What had shocked Uzhab, though, was when inquiries began appearing from Doqar strays. They were like him, self-imposed exiles who had rejected Doqar society and been left with nowhere to go because of it. Uzhab had spent a full day gathering the courage to ask Shayel if maybe, just maybe, there could be room for them as well — only to find that Shayel had already messaged them all back saying, yes, come, welcome home.
As the approaching ships grew larger in Uzhab’s vision, he turned and gave Shayel’s tunic a straightening tug. “They’re going to love it. And you.” Uzhab squeezed Shayel’s hand. “And if they don’t, they have to answer to me.”
Shayel rolled his eyes, but his smile gave away everything else he was feeling. “You can’t beat up everyone who doesn’t love me.”
Uzhab shrugged. “I can try.” As threats went, it was hardly hollow. In fact, Shayel had made Uzhab damn near swear a blood oath that he wouldn’t go back to Shayel’s parents’ home, and that was still a promise Uzhab daydreamed a lot about breaking.
Shayel just shook his head. “Behave.” He punctuated the command by poking Uzhab in the center of his chest.
“Make me,” Uzhab replied with a wink, “Mr. Mayor.”
With a long-suffering sigh, Shayel narrowed his eyes. “Don’t you start.”
“Don’t tell me,” Uzhab said, pointing toward the sky. “Tell them.”

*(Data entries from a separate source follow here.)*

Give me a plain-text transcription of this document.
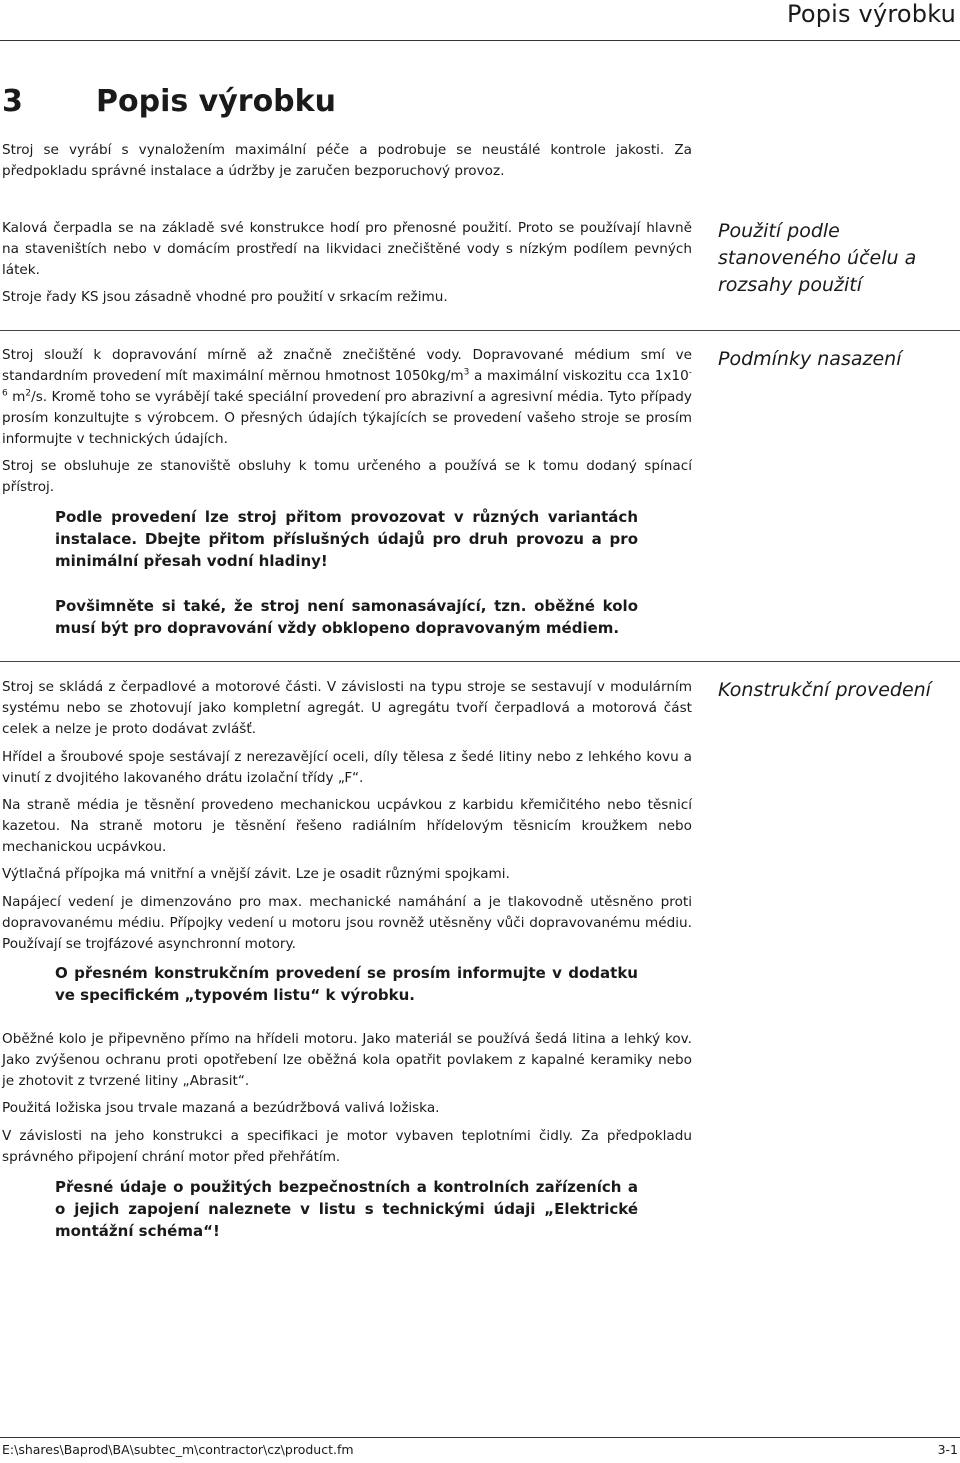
Popis výrobku
3 Popis výrobku

Stroj se vyrábí s vynaložením maximální péče a podrobuje se neustálé kontrole jakosti. Za předpokladu správné instalace a údržby je zaručen bezporuchový provoz.

Kalová čerpadla se na základě své konstrukce hodí pro přenosné použití. Proto se používají hlavně na staveništích nebo v domácím prostředí na likvidaci znečištěné vody s nízkým podílem pevných látek.

Stroje řady KS jsou zásadně vhodné pro použití v srkacím režimu.

Použití podle stanoveného účelu a rozsahy použití

Stroj slouží k dopravování mírně až značně znečištěné vody. Dopravované médium smí ve standardním provedení mít maximální měrnou hmotnost $1050kg/m^3$ a maximální viskozitu cca $1x10^{-6}$ $m^2/s$. Kromě toho se vyrábějí také speciální provedení pro abrazivní a agresivní média. Tyto případy prosím konzultujte s výrobcem. O přesných údajích týkajících se provedení vašeho stroje se prosím informujte v technických údajích.

Stroj se obsluhuje ze stanoviště obsluhy k tomu určeného a používá se k tomu dodaný spínací přístroj.

Podmínky nasazení

Podle provedení lze stroj přitom provozovat v různých variantách instalace. Dbejte přitom příslušných údajů pro druh provozu a pro minimální přesah vodní hladiny!

Povšimněte si také, že stroj není samonasávající, tzn. oběžné kolo musí být pro dopravování vždy obklopeno dopravovaným médiem.

Stroj se skládá z čerpadlové a motorové části. V závislosti na typu stroje se sestavují v modulárním systému nebo se zhotovují jako kompletní agregát. U agregátu tvoří čerpadlová a motorová část celek a nelze je proto dodávat zvlášť.

Hřídel a šroubové spoje sestávají z nerezavějící oceli, díly tělesa z šedé litiny nebo z lehkého kovu a vinutí z dvojitého lakovaného drátu izolační třídy „F“.

Na straně média je těsnění provedeno mechanickou ucpávkou z karbidu křemičitého nebo těsnicí kazetou. Na straně motoru je těsnění řešeno radiálním hřídelovým těsnicím kroužkem nebo mechanickou ucpávkou.

Výtlačná přípojka má vnitřní a vnější závit. Lze je osadit různými spojkami.

Napájecí vedení je dimenzováno pro max. mechanické namáhání a je tlakovodně utěsněno proti dopravovanému médiu. Přípojky vedení u motoru jsou rovněž utěsněny vůči dopravovanému médiu. Používají se trojfázové asynchronní motory.

Konstrukční provedení

O přesném konstrukčním provedení se prosím informujte v dodatku ve specifickém „typovém listu“ k výrobku.

Oběžné kolo je připevněno přímo na hřídeli motoru. Jako materiál se používá šedá litina a lehký kov. Jako zvýšenou ochranu proti opotřebení lze oběžná kola opatřit povlakem z kapalné keramiky nebo je zhotovit z tvrzené litiny „Abrasit“.

Použitá ložiska jsou trvale mazaná a bezúdržbová valivá ložiska.

V závislosti na jeho konstrukci a specifikaci je motor vybaven teplotními čidly. Za předpokladu správného připojení chrání motor před přehřátím.

Přesné údaje o použitých bezpečnostních a kontrolních zařízeních a o jejich zapojení naleznete v listu s technickými údaji „Elektrické montážní schéma“!

E:\shares\Baprod\BA\subtec_m\contractor\cz\product.fm	3-1
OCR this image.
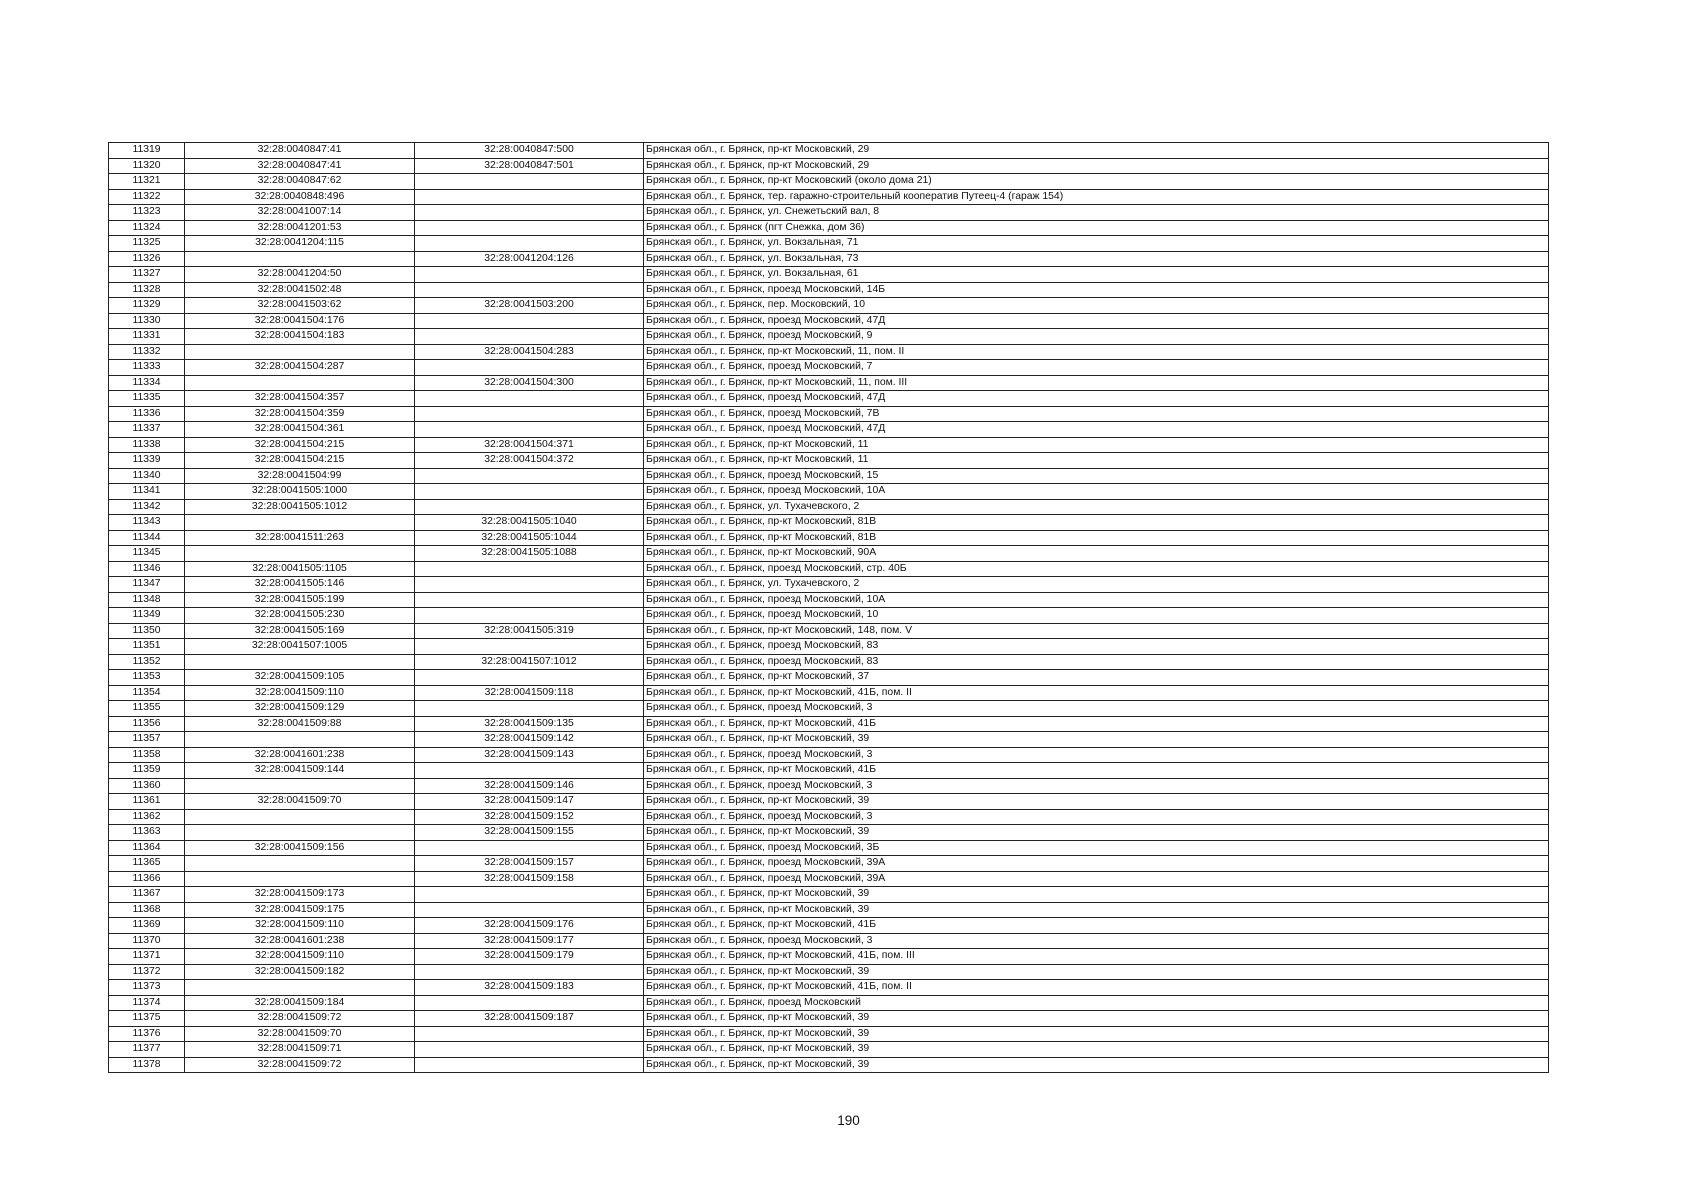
11319	32:28:0040847:41	32:28:0040847:500	Брянская обл., г. Брянск, пр-кт Московский, 29
11320	32:28:0040847:41	32:28:0040847:501	Брянская обл., г. Брянск, пр-кт Московский, 29
11321	32:28:0040847:62		Брянская обл., г. Брянск, пр-кт Московский (около дома 21)
11322	32:28:0040848:496		Брянская обл., г. Брянск, тер. гаражно-строительный кооператив Путеец-4 (гараж 154)
11323	32:28:0041007:14		Брянская обл., г. Брянск, ул. Снежетьский вал, 8
11324	32:28:0041201:53		Брянская обл., г. Брянск (пгт Снежка, дом 36)
11325	32:28:0041204:115		Брянская обл., г. Брянск, ул. Вокзальная, 71
11326		32:28:0041204:126	Брянская обл., г. Брянск, ул. Вокзальная, 73
11327	32:28:0041204:50		Брянская обл., г. Брянск, ул. Вокзальная, 61
11328	32:28:0041502:48		Брянская обл., г. Брянск, проезд Московский, 14Б
11329	32:28:0041503:62	32:28:0041503:200	Брянская обл., г. Брянск, пер. Московский, 10
11330	32:28:0041504:176		Брянская обл., г. Брянск, проезд Московский, 47Д
11331	32:28:0041504:183		Брянская обл., г. Брянск, проезд Московский, 9
11332		32:28:0041504:283	Брянская обл., г. Брянск, пр-кт Московский, 11, пом. II
11333	32:28:0041504:287		Брянская обл., г. Брянск, проезд Московский, 7
11334		32:28:0041504:300	Брянская обл., г. Брянск, пр-кт Московский, 11, пом. III
11335	32:28:0041504:357		Брянская обл., г. Брянск, проезд Московский, 47Д
11336	32:28:0041504:359		Брянская обл., г. Брянск, проезд Московский, 7В
11337	32:28:0041504:361		Брянская обл., г. Брянск, проезд Московский, 47Д
11338	32:28:0041504:215	32:28:0041504:371	Брянская обл., г. Брянск, пр-кт Московский, 11
11339	32:28:0041504:215	32:28:0041504:372	Брянская обл., г. Брянск, пр-кт Московский, 11
11340	32:28:0041504:99		Брянская обл., г. Брянск, проезд Московский, 15
11341	32:28:0041505:1000		Брянская обл., г. Брянск, проезд Московский, 10А
11342	32:28:0041505:1012		Брянская обл., г. Брянск, ул. Тухачевского, 2
11343		32:28:0041505:1040	Брянская обл., г. Брянск, пр-кт Московский, 81В
11344	32:28:0041511:263	32:28:0041505:1044	Брянская обл., г. Брянск, пр-кт Московский, 81В
11345		32:28:0041505:1088	Брянская обл., г. Брянск, пр-кт Московский, 90А
11346	32:28:0041505:1105		Брянская обл., г. Брянск, проезд Московский, стр. 40Б
11347	32:28:0041505:146		Брянская обл., г. Брянск, ул. Тухачевского, 2
11348	32:28:0041505:199		Брянская обл., г. Брянск, проезд Московский, 10А
11349	32:28:0041505:230		Брянская обл., г. Брянск, проезд Московский, 10
11350	32:28:0041505:169	32:28:0041505:319	Брянская обл., г. Брянск, пр-кт Московский, 148, пом. V
11351	32:28:0041507:1005		Брянская обл., г. Брянск, проезд Московский, 83
11352		32:28:0041507:1012	Брянская обл., г. Брянск, проезд Московский, 83
11353	32:28:0041509:105		Брянская обл., г. Брянск, пр-кт Московский, 37
11354	32:28:0041509:110	32:28:0041509:118	Брянская обл., г. Брянск, пр-кт Московский, 41Б, пом. II
11355	32:28:0041509:129		Брянская обл., г. Брянск, проезд Московский, 3
11356	32:28:0041509:88	32:28:0041509:135	Брянская обл., г. Брянск, пр-кт Московский, 41Б
11357		32:28:0041509:142	Брянская обл., г. Брянск, пр-кт Московский, 39
11358	32:28:0041601:238	32:28:0041509:143	Брянская обл., г. Брянск, проезд Московский, 3
11359	32:28:0041509:144		Брянская обл., г. Брянск, пр-кт Московский, 41Б
11360		32:28:0041509:146	Брянская обл., г. Брянск, проезд Московский, 3
11361	32:28:0041509:70	32:28:0041509:147	Брянская обл., г. Брянск, пр-кт Московский, 39
11362		32:28:0041509:152	Брянская обл., г. Брянск, проезд Московский, 3
11363		32:28:0041509:155	Брянская обл., г. Брянск, пр-кт Московский, 39
11364	32:28:0041509:156		Брянская обл., г. Брянск, проезд Московский, 3Б
11365		32:28:0041509:157	Брянская обл., г. Брянск, проезд Московский, 39А
11366		32:28:0041509:158	Брянская обл., г. Брянск, проезд Московский, 39А
11367	32:28:0041509:173		Брянская обл., г. Брянск, пр-кт Московский, 39
11368	32:28:0041509:175		Брянская обл., г. Брянск, пр-кт Московский, 39
11369	32:28:0041509:110	32:28:0041509:176	Брянская обл., г. Брянск, пр-кт Московский, 41Б
11370	32:28:0041601:238	32:28:0041509:177	Брянская обл., г. Брянск, проезд Московский, 3
11371	32:28:0041509:110	32:28:0041509:179	Брянская обл., г. Брянск, пр-кт Московский, 41Б, пом. III
11372	32:28:0041509:182		Брянская обл., г. Брянск, пр-кт Московский, 39
11373		32:28:0041509:183	Брянская обл., г. Брянск, пр-кт Московский, 41Б, пом. II
11374	32:28:0041509:184		Брянская обл., г. Брянск, проезд Московский
11375	32:28:0041509:72	32:28:0041509:187	Брянская обл., г. Брянск, пр-кт Московский, 39
11376	32:28:0041509:70		Брянская обл., г. Брянск, пр-кт Московский, 39
11377	32:28:0041509:71		Брянская обл., г. Брянск, пр-кт Московский, 39
11378	32:28:0041509:72		Брянская обл., г. Брянск, пр-кт Московский, 39
190
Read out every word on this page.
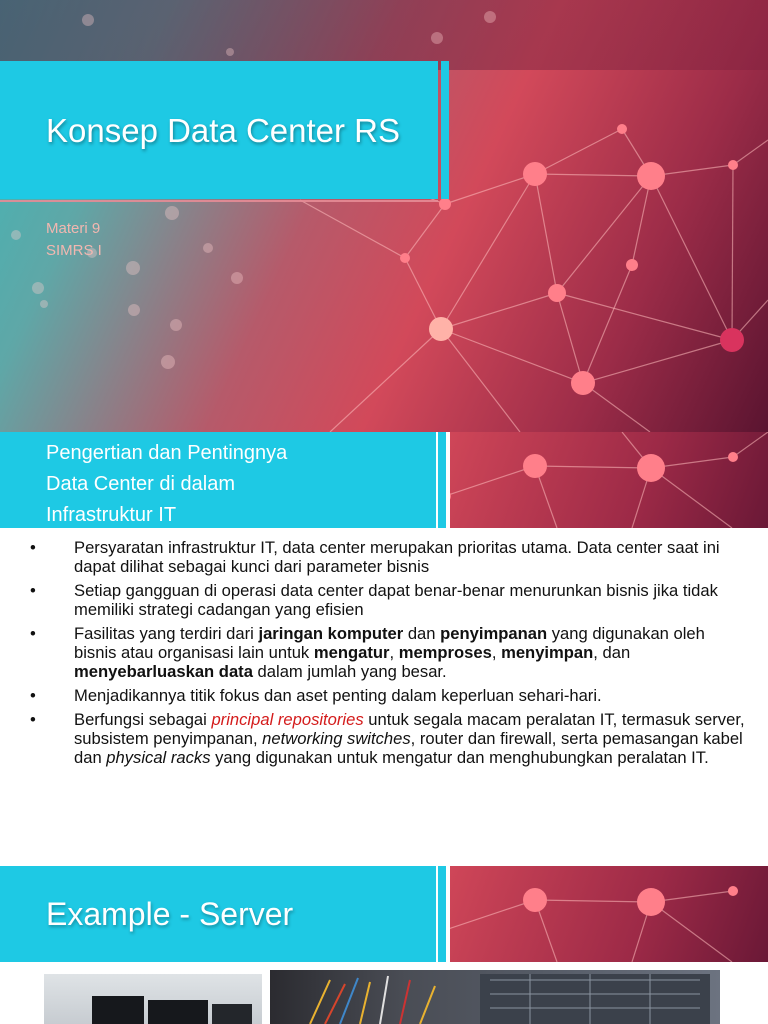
Konsep Data Center RS
Materi 9
SIMRS I
Pengertian dan Pentingnya
Data Center di dalam
Infrastruktur IT
• Persyaratan infrastruktur IT, data center merupakan prioritas utama. Data center saat ini dapat dilihat sebagai kunci dari parameter bisnis
• Setiap gangguan di operasi data center dapat benar-benar menurunkan bisnis jika tidak memiliki strategi cadangan yang efisien
• Fasilitas yang terdiri dari jaringan komputer dan penyimpanan yang digunakan oleh bisnis atau organisasi lain untuk mengatur, memproses, menyimpan, dan menyebarluaskan data dalam jumlah yang besar.
• Menjadikannya titik fokus dan aset penting dalam keperluan sehari-hari.
• Berfungsi sebagai principal repositories untuk segala macam peralatan IT, termasuk server, subsistem penyimpanan, networking switches, router dan firewall, serta pemasangan kabel dan physical racks yang digunakan untuk mengatur dan menghubungkan peralatan IT.
Example - Server
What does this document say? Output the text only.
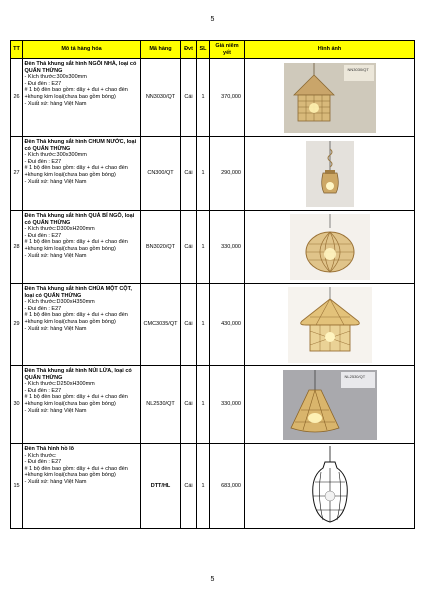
5
TT	Mô tả hàng hóa	Mã hàng	Đvt	SL	Giá niêm yết	Hình ảnh
26	Đèn Thả khung sắt hình NGÔI NHÀ, loại có QUẤN THỪNG
- Kích thước:300x300mm
- Đui đèn : E27
# 1 bộ đèn bao gồm: dây + đui + chao đèn +khung kim loại(chưa bao gồm bóng)
- Xuất xứ: hàng Việt Nam	NN3030/QT	Cái	1	370,000	NN3030/QT

27	Đèn Thả khung sắt hình CHUM NƯỚC, loại có QUẤN THỪNG
- Kích thước:300x300mm
- Đui đèn : E27
# 1 bộ đèn bao gồm: dây + đui + chao đèn +khung kim loại(chưa bao gồm bóng)
- Xuất xứ: hàng Việt Nam	CN300/QT	Cái	1	290,000	

28	Đèn Thả khung sắt hình QUẢ BÍ NGÔ, loại có QUẤN THỪNG
- Kích thước:D300xH200mm
- Đui đèn : E27
# 1 bộ đèn bao gồm: dây + đui + chao đèn +khung kim loại(chưa bao gồm bóng)
- Xuất xứ: hàng Việt Nam	BN3020/QT	Cái	1	330,000	

29	Đèn Thả khung sắt hình CHÙA MỘT CỘT, loại có QUẤN THỪNG
- Kích thước:D300xH350mm
- Đui đèn : E27
# 1 bộ đèn bao gồm: dây + đui + chao đèn +khung kim loại(chưa bao gồm bóng)
- Xuất xứ: hàng Việt Nam	CMC3035/QT	Cái	1	430,000	

30	Đèn Thả khung sắt hình NÚI LỬA, loại có QUẤN THỪNG
- Kích thước:D250xH300mm
- Đui đèn : E27
# 1 bộ đèn bao gồm: dây + đui + chao đèn +khung kim loại(chưa bao gồm bóng)
- Xuất xứ: hàng Việt Nam	NL2530/QT	Cái	1	330,000	NL2530/QT

15	Đèn Thả hình hồ lô
- Kích thước:
- Đui đèn : E27
# 1 bộ đèn bao gồm: dây + đui + chao đèn +khung kim loại(chưa bao gồm bóng)
- Xuất xứ: hàng Việt Nam	DTT/HL	Cái	1	683,000	
5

The collective roar of the multiple crafts’ landing engines was louder now, enough that speaking would become difficult until all the crafts were safely on the ground. In a few minutes, their doors would open and the first new residents would emerge into a new day’s sunlight. Until then, there was nothing left that needed be said between the two men who had made it all possible. There were only the last moments of quiet before new life came spilling out onto the planet’s surface, when Shayel would at last be able to step forward and gather to him his people — his real people, not the imagined ideal of his ancestors, but the real-life misfits and outcasts and homeless children of the universe. With Uzhab proudly at his side, he would stand before them and open his arms and be able to tell them all at last, yes, come, welcome home.